Mosquitoes are the bane of any Canadian (or American) summer! No matter where you live, there will be a time during the season when you are plagued with their high pitched whine and itchy bites.
The itch and annoyance are not even the most important reasons for avoiding bites. Of greater concern is the annual recurrence of West Nile virus. Carried by infected mosquitoes, the virus resembles the flu — headaches, body and joint pain, vomiting, rash — and in most cases, will pass through as such but in some 1% of cases, complications can occur, like encephalitis. These cases are rare, however. Most of us will only experience the persistent itch that comes with mosquito bites.

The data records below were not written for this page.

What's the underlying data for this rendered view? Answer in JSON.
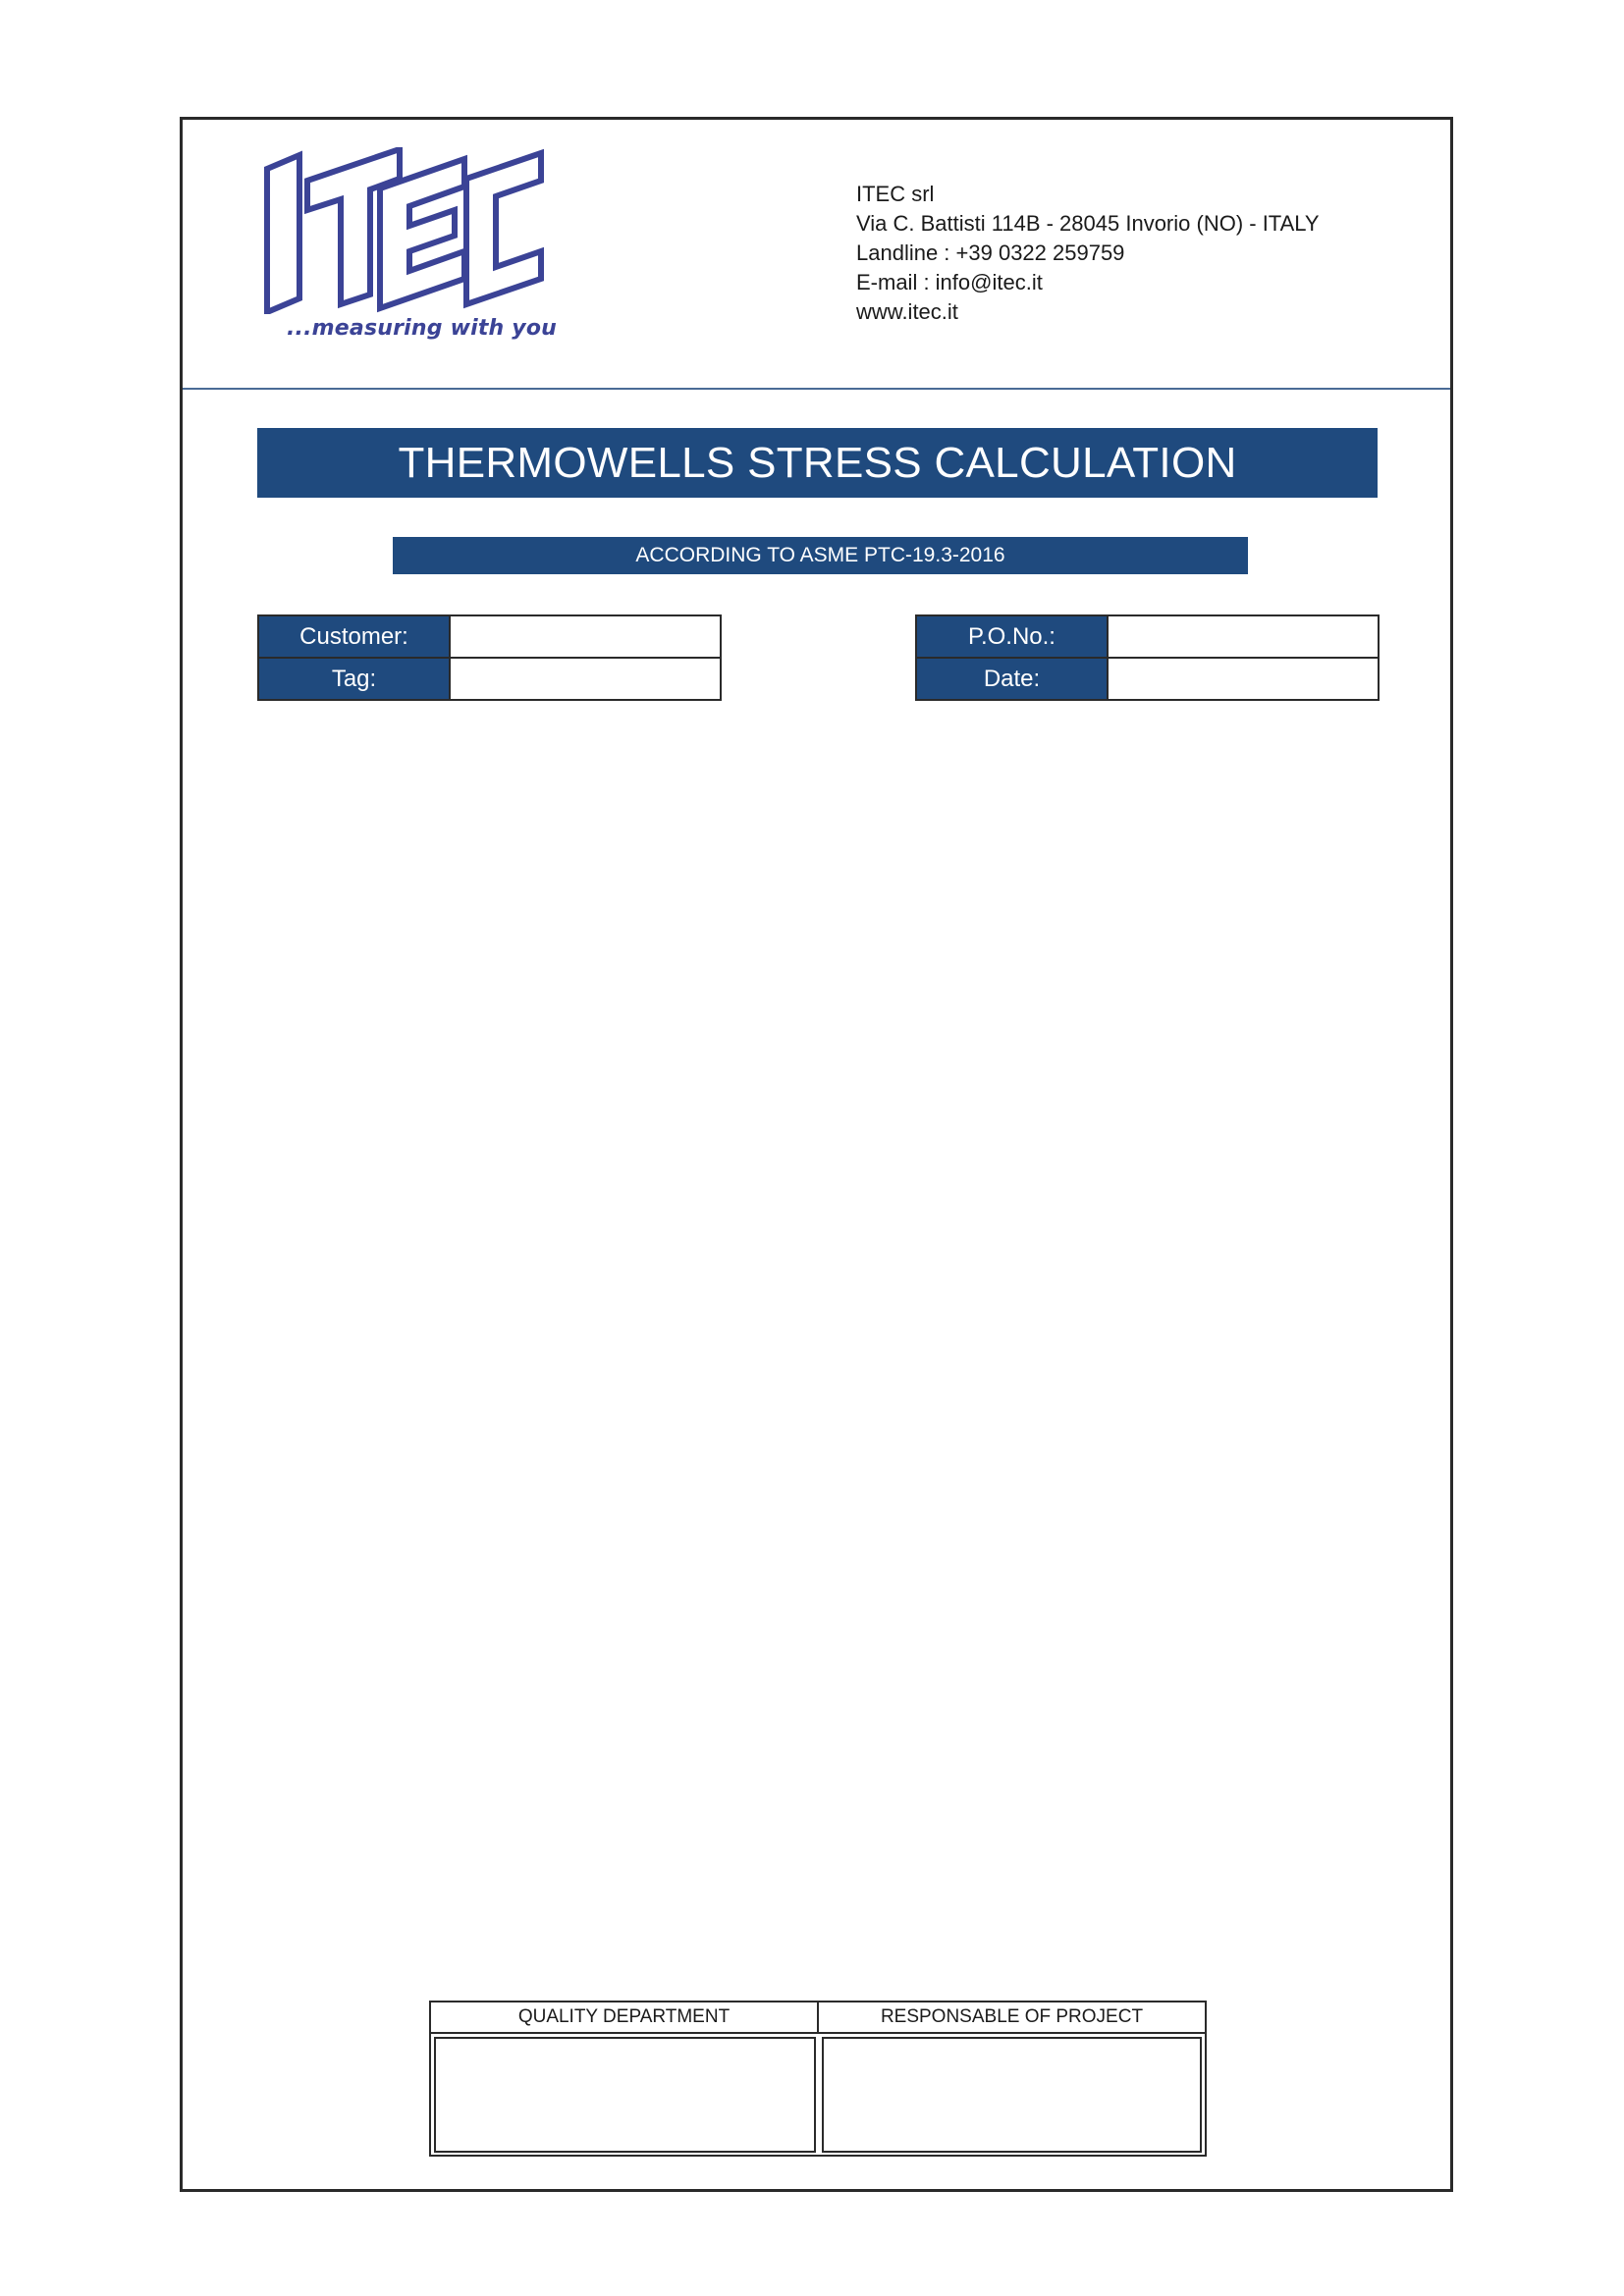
{
  "logo": {
    "wordmark": "ITEC",
    "tagline": "...measuring with you",
    "color": "#3b4396"
  },
  "company": {
    "name": "ITEC srl",
    "address": "Via C. Battisti 114B - 28045 Invorio (NO) - ITALY",
    "landline": "Landline : +39 0322 259759",
    "email": "E-mail : info@itec.it",
    "website": "www.itec.it"
  },
  "document": {
    "title": "THERMOWELLS STRESS CALCULATION",
    "subtitle": "ACCORDING TO ASME PTC-19.3-2016"
  },
  "fields": {
    "customer": {
      "label": "Customer:",
      "value": ""
    },
    "tag": {
      "label": "Tag:",
      "value": ""
    },
    "po_no": {
      "label": "P.O.No.:",
      "value": ""
    },
    "date": {
      "label": "Date:",
      "value": ""
    }
  },
  "signatures": {
    "quality": "QUALITY DEPARTMENT",
    "project": "RESPONSABLE OF PROJECT"
  },
  "colors": {
    "accent": "#1f4a7e",
    "logo": "#3b4396",
    "frame": "#2a2a2a"
  }
}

© patio image via Shutterstock
There are some easy ways to protect yourself from the bites!
Lessen your mosquito exposure
1. Can you avoid being out and about at dawn and dusk? These are the times of day when mosquitoes are most active and so therefore when your exposure is the greatest.
2. Do you have stagnant water on your property? Standing water is the breeding ground of choice for mosquitoes. Shady bog and swampy areas that never seem to dry are particularly prone. Other areas? Kids outdoor toys, bird baths, flower pots, rainwater barrels and wading pools. If you keep any of these things in your yard throughout the summer season, be sure to change out the water at least twice a week. Don’t create a habitat for these biting beasties!
3. During the heat of the day, shady areas are the mosquito’s best friends. Be sure to cover up if you’re heading out for a hike.
If you must travel among mosquitoes…
4. Wear long pants and a long sleeve shirt, socks and a hat. Light coloured clothing is best, not just because it’s hot in the summer, but dark clothes attract the mosquitoes even more!
5. Use an insect repellent that contains DEET – repellents containing 10% DEET for children 2 to 12. Children and adults over 12 can use products containing 30% DEET. This list of protection times will tell you how often you need to reapply repellent, depending on the concentration of DEET.
6. Try a mosquito net. Children playing in a playpen or riding in a stroller should have a fine mosquito net placed over them, as DEET based products aren’t recommended for children 6 months and younger.
7. Avoid sunscreen/repellent combinations. You may have to reapply it too frequently so as to maintain the sunscreen benefits, at the risk of absorbing a high level of mosquito repellent at the same time. It’s better to use separate products for each task, applying the sunscreen first, and then the repellent.
8. Bug zappers and traps are useful in areas where you are sitting outside, like on the patio. They will help to keep the area relatively mosquito free.
What about natural repellents?
“Natural products either use odours which keep bugs at bay or, in the case of citronella, odours that mask the bug-attracting scent of lactic acid on our bodies.” Canadian Living.
9. Citronella. The effectiveness of citronella products, applied directly to the skin or through the air via a candle or other dispersing device, is up for debate. Some people swear by them; other people don’t. Having been in Algonquin Park in July with a natural repellent, I can honestly say, it didn’t work for me! However, Health Canada hasn’t concluded that there are any health risks associated with the use of citronella.
10. Soybean oil. Less effective than DEET but it’s not a traditional chemical compound, so it’s a good choice if you’re concerned about using DEET. At a concentration of 2%, it can provide protection for up to 3.5 hours.
Whatever you choose to protect yourself with, keep the bites at bay this summer AND enjoy the great outdoors!